Heydrich mengusulkan agar segera dibuat undang-undang baru yang melarang siapapun kaum Yahudi melakukan kontak sosial dengan orang Jerman, juga melarang mereka menggunakan transportasi publik, sekolah, juga rumah sakit. Pada dasarnya, Heydrich hanya ingin mengenyahkan kaum Yahudi dari Jerman dengan mempersempit pilihan hidup mereka: pergi ke luar negeri atau mati.
Sementara Goebbels mengajukan ide yang lebih absurd: bahwa Yahudi harus membersihkan puing-puing dari sinagoga yang terbakar lalu mengubahnya menjadi tempat parkir. Mereka juga menyepakati agar kaum Yahudi tidak boleh memiliki andil dalam keseluruhan kehidupan ekonomi di Jerman. Seluruh hak milik mereka, termasuk perusahaan dan unit bisnis apapun, akan dipindahkan ke orang-orang non-Yahudi. Ganti rugi diberikan kepada Yahudi hanya dalam bentuk surat obligasi Jerman.
Göring juga menyatakan bahwa kerusakan ekonomi akibat Kristallnacht harus ditanggung sendiri oleh kaum Yahudi. Tak hanya itu, setiap uang dari klaim asuransi yang dibayarkan akan disita oleh pemerintah Jerman.

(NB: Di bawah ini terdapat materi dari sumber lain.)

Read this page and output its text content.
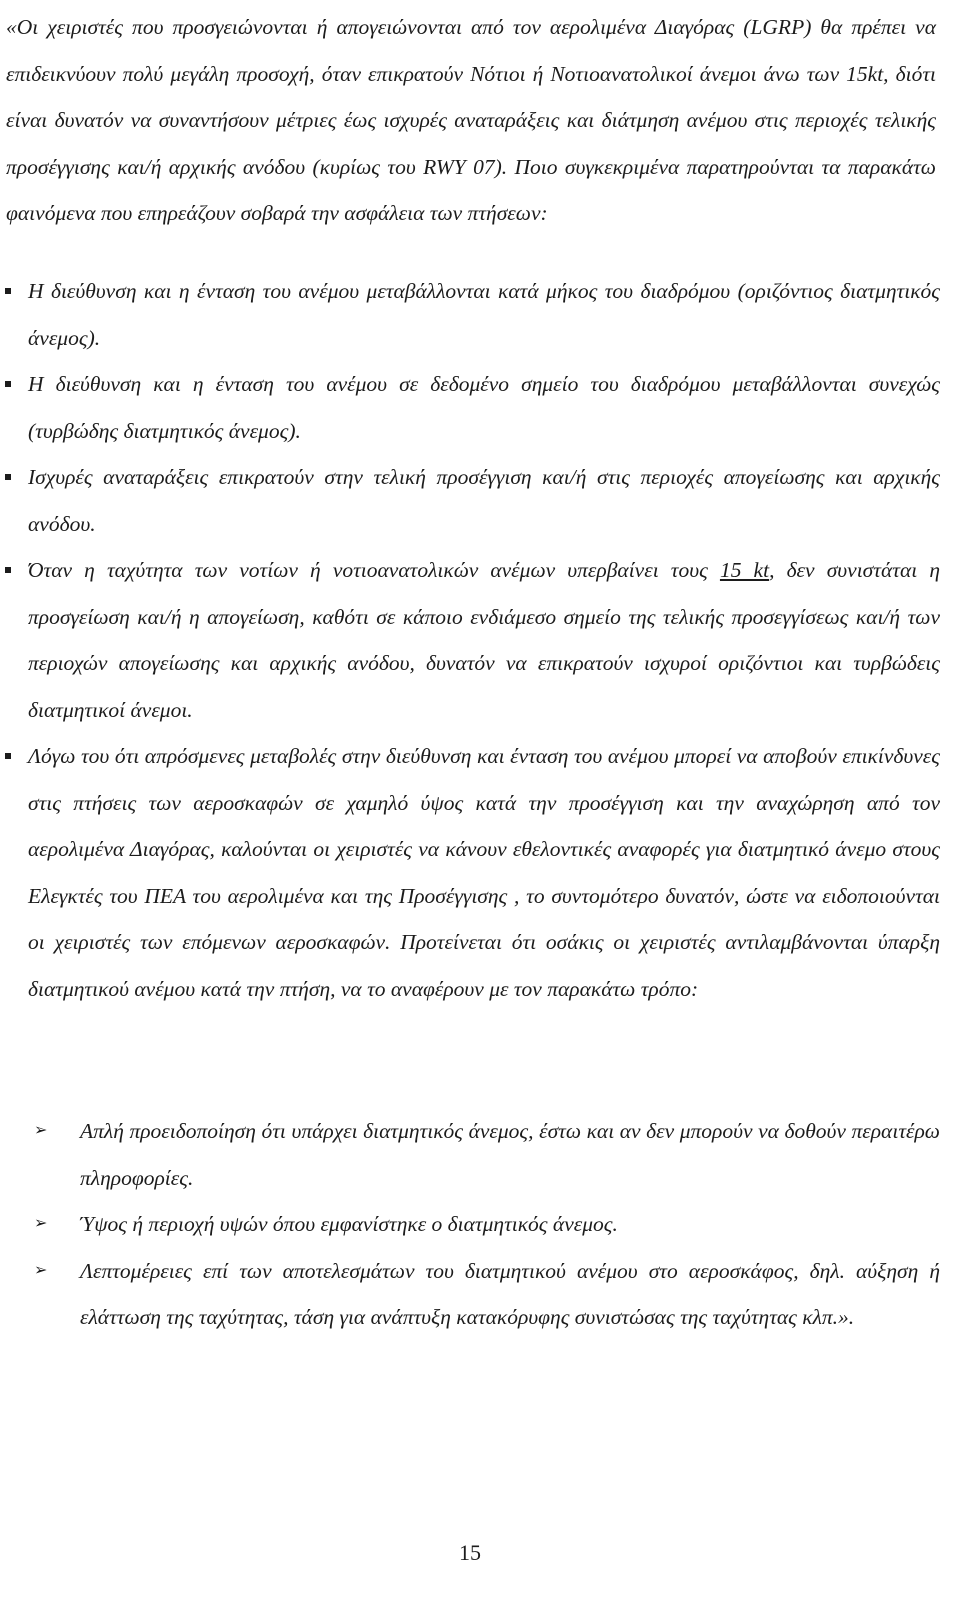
«Οι χειριστές που προσγειώνονται ή απογειώνονται από τον αερολιμένα Διαγόρας (LGRP) θα πρέπει να επιδεικνύουν πολύ μεγάλη προσοχή, όταν επικρατούν Νότιοι ή Νοτιοανατολικοί άνεμοι άνω των 15kt, διότι είναι δυνατόν να συναντήσουν μέτριες έως ισχυρές αναταράξεις και διάτμηση ανέμου στις περιοχές τελικής προσέγγισης και/ή αρχικής ανόδου (κυρίως του RWY 07). Ποιο συγκεκριμένα παρατηρούνται τα παρακάτω φαινόμενα που επηρεάζουν σοβαρά την ασφάλεια των πτήσεων:

Η διεύθυνση και η ένταση του ανέμου μεταβάλλονται κατά μήκος του διαδρόμου (οριζόντιος διατμητικός άνεμος).
Η διεύθυνση και η ένταση του ανέμου σε δεδομένο σημείο του διαδρόμου μεταβάλλονται συνεχώς (τυρβώδης διατμητικός άνεμος).
Ισχυρές αναταράξεις επικρατούν στην τελική προσέγγιση και/ή στις περιοχές απογείωσης και αρχικής ανόδου.
Όταν η ταχύτητα των νοτίων ή νοτιοανατολικών ανέμων υπερβαίνει τους 15 kt, δεν συνιστάται η προσγείωση και/ή η απογείωση, καθότι σε κάποιο ενδιάμεσο σημείο της τελικής προσεγγίσεως και/ή των περιοχών απογείωσης και αρχικής ανόδου, δυνατόν να επικρατούν ισχυροί οριζόντιοι και τυρβώδεις διατμητικοί άνεμοι.
Λόγω του ότι απρόσμενες μεταβολές στην διεύθυνση και ένταση του ανέμου μπορεί να αποβούν επικίνδυνες στις πτήσεις των αεροσκαφών σε χαμηλό ύψος κατά την προσέγγιση και την αναχώρηση από τον αερολιμένα Διαγόρας, καλούνται οι χειριστές να κάνουν εθελοντικές αναφορές για διατμητικό άνεμο στους Ελεγκτές του ΠΕΑ του αερολιμένα και της Προσέγγισης , το συντομότερο δυνατόν, ώστε να ειδοποιούνται οι χειριστές των επόμενων αεροσκαφών. Προτείνεται ότι οσάκις οι χειριστές αντιλαμβάνονται ύπαρξη διατμητικού ανέμου κατά την πτήση, να το αναφέρουν με τον παρακάτω τρόπο:
➢ Απλή προειδοποίηση ότι υπάρχει διατμητικός άνεμος, έστω και αν δεν μπορούν να δοθούν περαιτέρω πληροφορίες.
➢ Ύψος ή περιοχή υψών όπου εμφανίστηκε ο διατμητικός άνεμος.
➢ Λεπτομέρειες επί των αποτελεσμάτων του διατμητικού ανέμου στο αεροσκάφος, δηλ. αύξηση ή ελάττωση της ταχύτητας, τάση για ανάπτυξη κατακόρυφης συνιστώσας της ταχύτητας κλπ.».
15
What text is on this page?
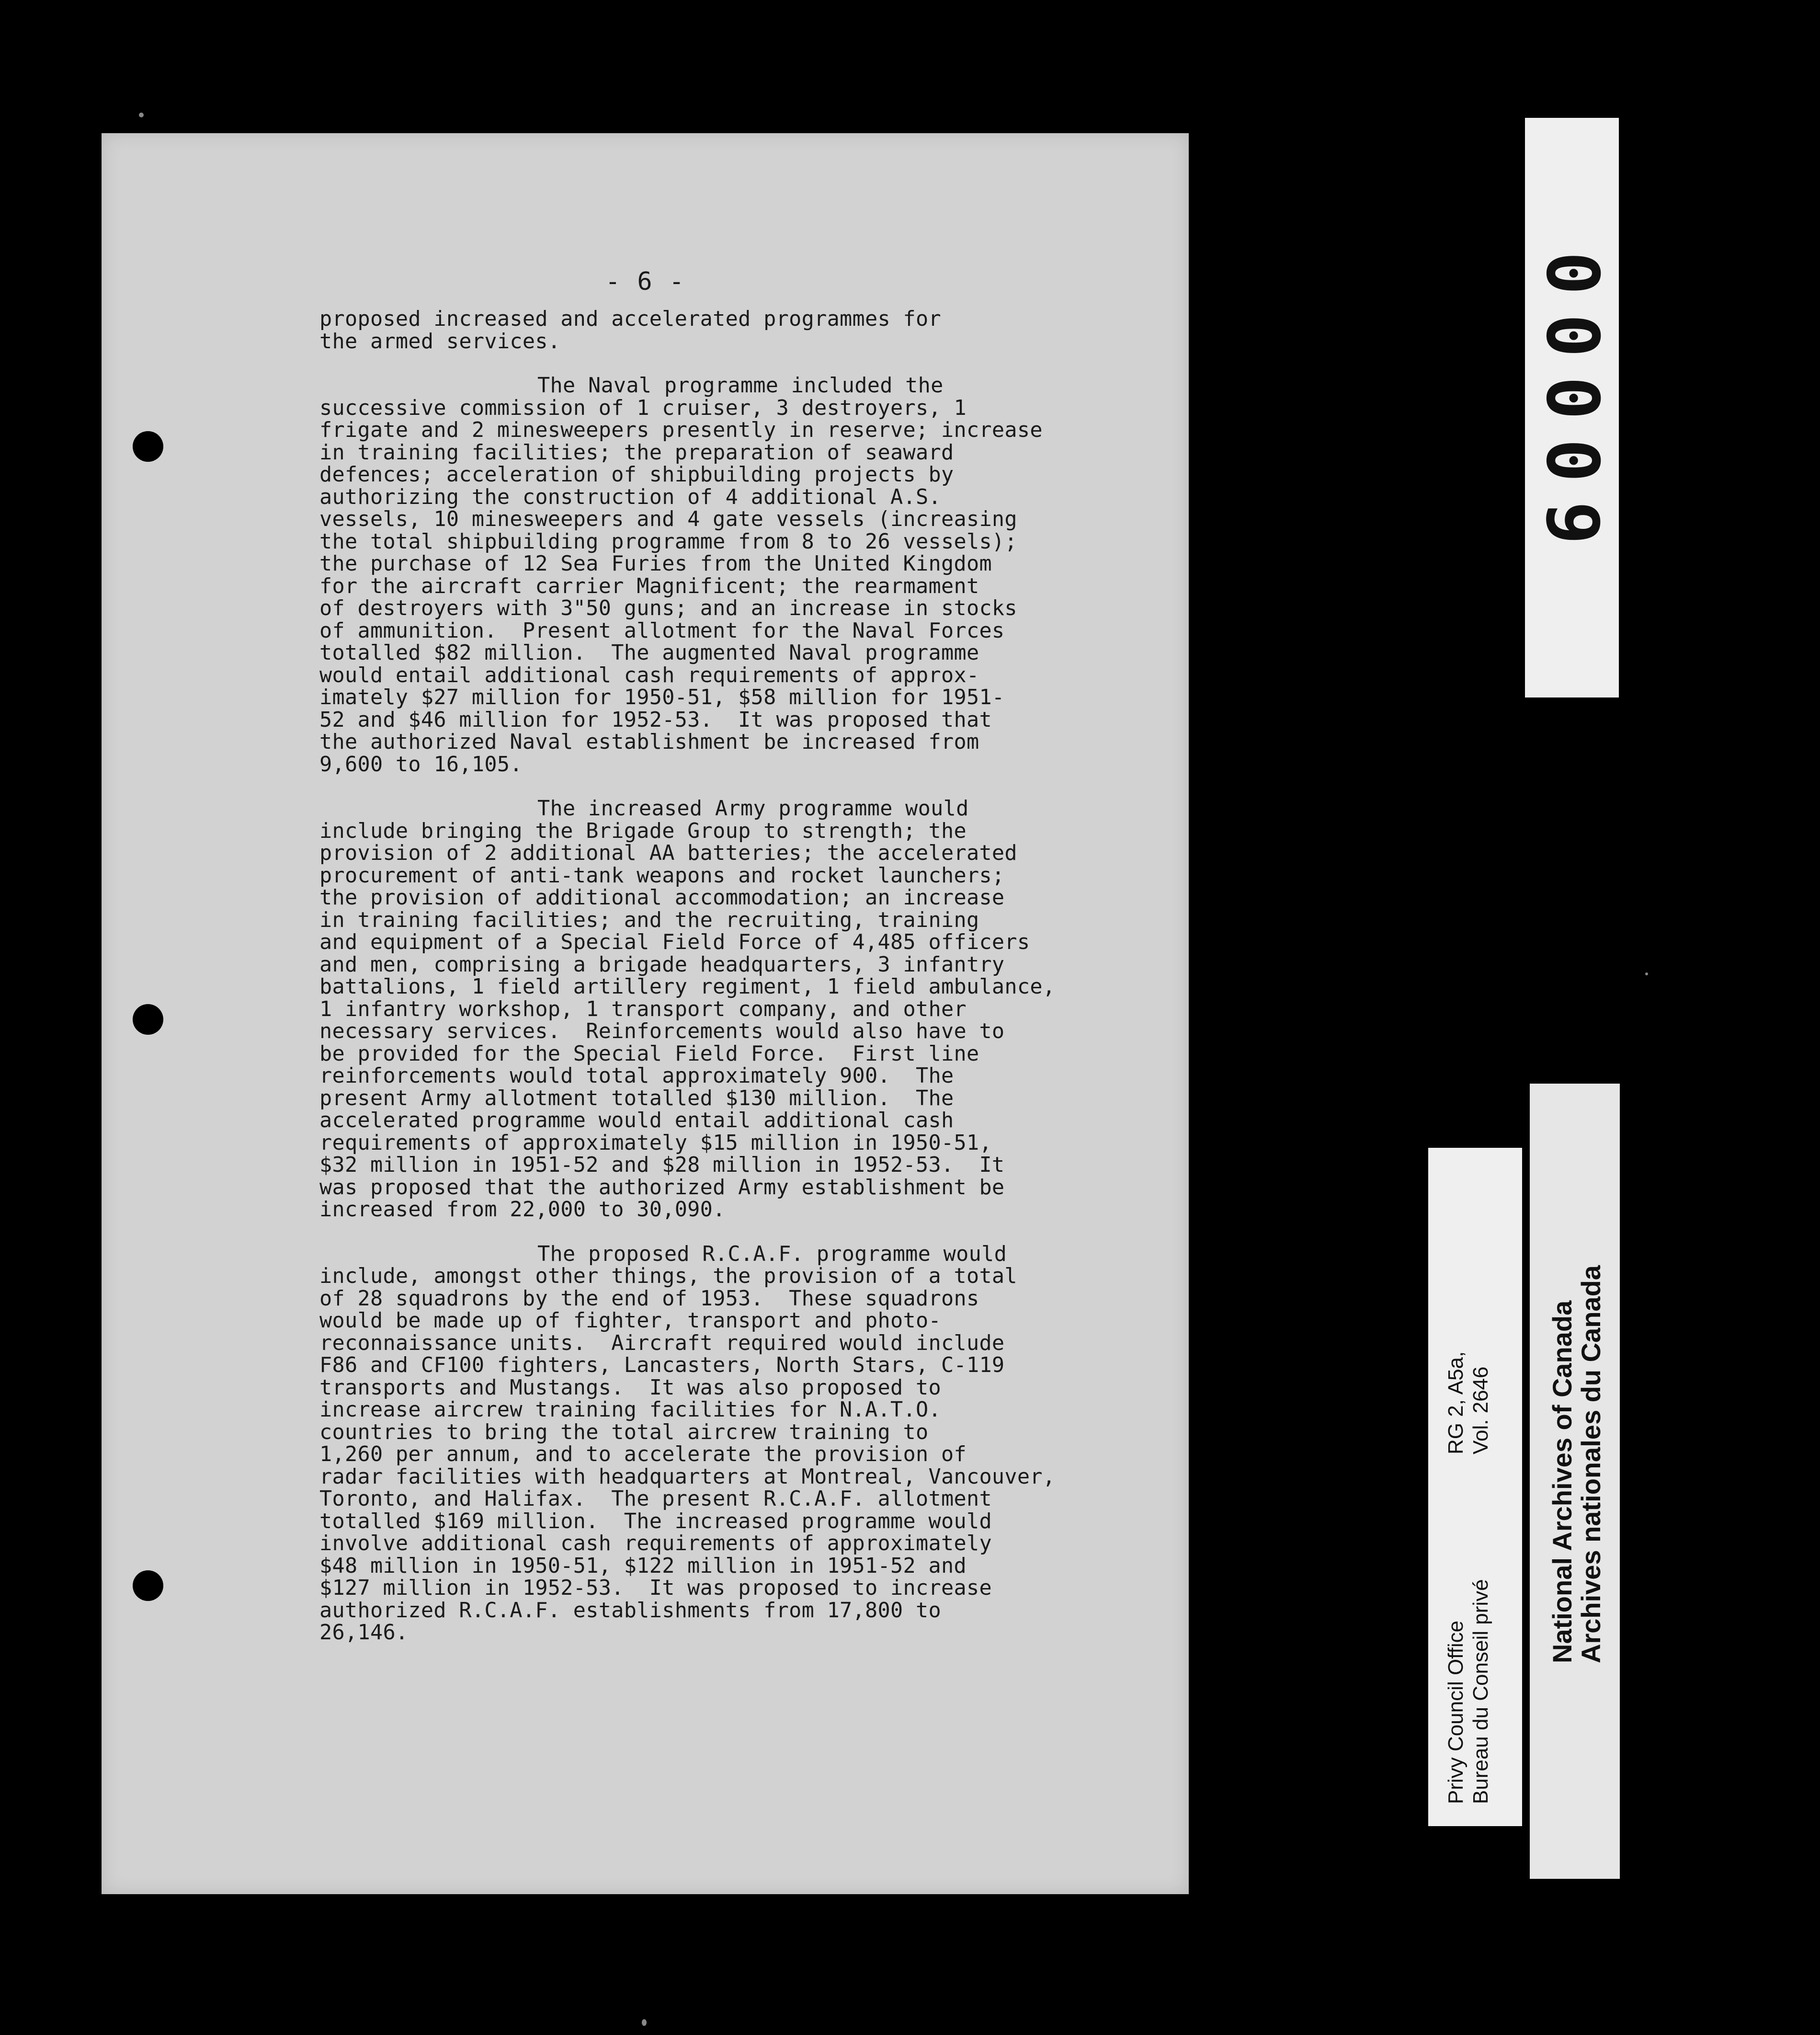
- 6 -
proposed increased and accelerated programmes for
the armed services.
The Naval programme included the
successive commission of 1 cruiser, 3 destroyers, 1
frigate and 2 minesweepers presently in reserve; increase
in training facilities; the preparation of seaward
defences; acceleration of shipbuilding projects by
authorizing the construction of 4 additional A.S.
vessels, 10 minesweepers and 4 gate vessels (increasing
the total shipbuilding programme from 8 to 26 vessels);
the purchase of 12 Sea Furies from the United Kingdom
for the aircraft carrier Magnificent; the rearmament
of destroyers with 3"50 guns; and an increase in stocks
of ammunition.  Present allotment for the Naval Forces
totalled $82 million.  The augmented Naval programme
would entail additional cash requirements of approx-
imately $27 million for 1950-51, $58 million for 1951-
52 and $46 million for 1952-53.  It was proposed that
the authorized Naval establishment be increased from
9,600 to 16,105.
The increased Army programme would
include bringing the Brigade Group to strength; the
provision of 2 additional AA batteries; the accelerated
procurement of anti-tank weapons and rocket launchers;
the provision of additional accommodation; an increase
in training facilities; and the recruiting, training
and equipment of a Special Field Force of 4,485 officers
and men, comprising a brigade headquarters, 3 infantry
battalions, 1 field artillery regiment, 1 field ambulance,
1 infantry workshop, 1 transport company, and other
necessary services.  Reinforcements would also have to
be provided for the Special Field Force.  First line
reinforcements would total approximately 900.  The
present Army allotment totalled $130 million.  The
accelerated programme would entail additional cash
requirements of approximately $15 million in 1950-51,
$32 million in 1951-52 and $28 million in 1952-53.  It
was proposed that the authorized Army establishment be
increased from 22,000 to 30,090.
The proposed R.C.A.F. programme would
include, amongst other things, the provision of a total
of 28 squadrons by the end of 1953.  These squadrons
would be made up of fighter, transport and photo-
reconnaissance units.  Aircraft required would include
F86 and CF100 fighters, Lancasters, North Stars, C-119
transports and Mustangs.  It was also proposed to
increase aircrew training facilities for N.A.T.O.
countries to bring the total aircrew training to
1,260 per annum, and to accelerate the provision of
radar facilities with headquarters at Montreal, Vancouver,
Toronto, and Halifax.  The present R.C.A.F. allotment
totalled $169 million.  The increased programme would
involve additional cash requirements of approximately
$48 million in 1950-51, $122 million in 1951-52 and
$127 million in 1952-53.  It was proposed to increase
authorized R.C.A.F. establishments from 17,800 to
26,146.
00009
Privy Council Office Bureau du Conseil privé
RG 2, A5a, Vol. 2646 National Archives of Canada
Archives nationales du Canada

Göring kemudian menutup pertemuan tersebut dengan mengatakan:
"Aku akan menutup pertemuan dengan kata-kata ini: sebagai hukuman atas kejahatan mereka yang buruk sekali dan lainnya, Yahudi Jerman harus membayar kontribusi sebesar satu milyar mark. Keputusan ini akan berjalan. Babi-babi itu tidak akan melakukan pembunuhan lagi."
Setelah pertemuan ini, setelah “Malam Ketika Kaca-Kaca Dipecahkan” berlangsung, kita tahu yang terjadi selanjutnya: enam juta kaum Yahudi dihabisi oleh Nazi.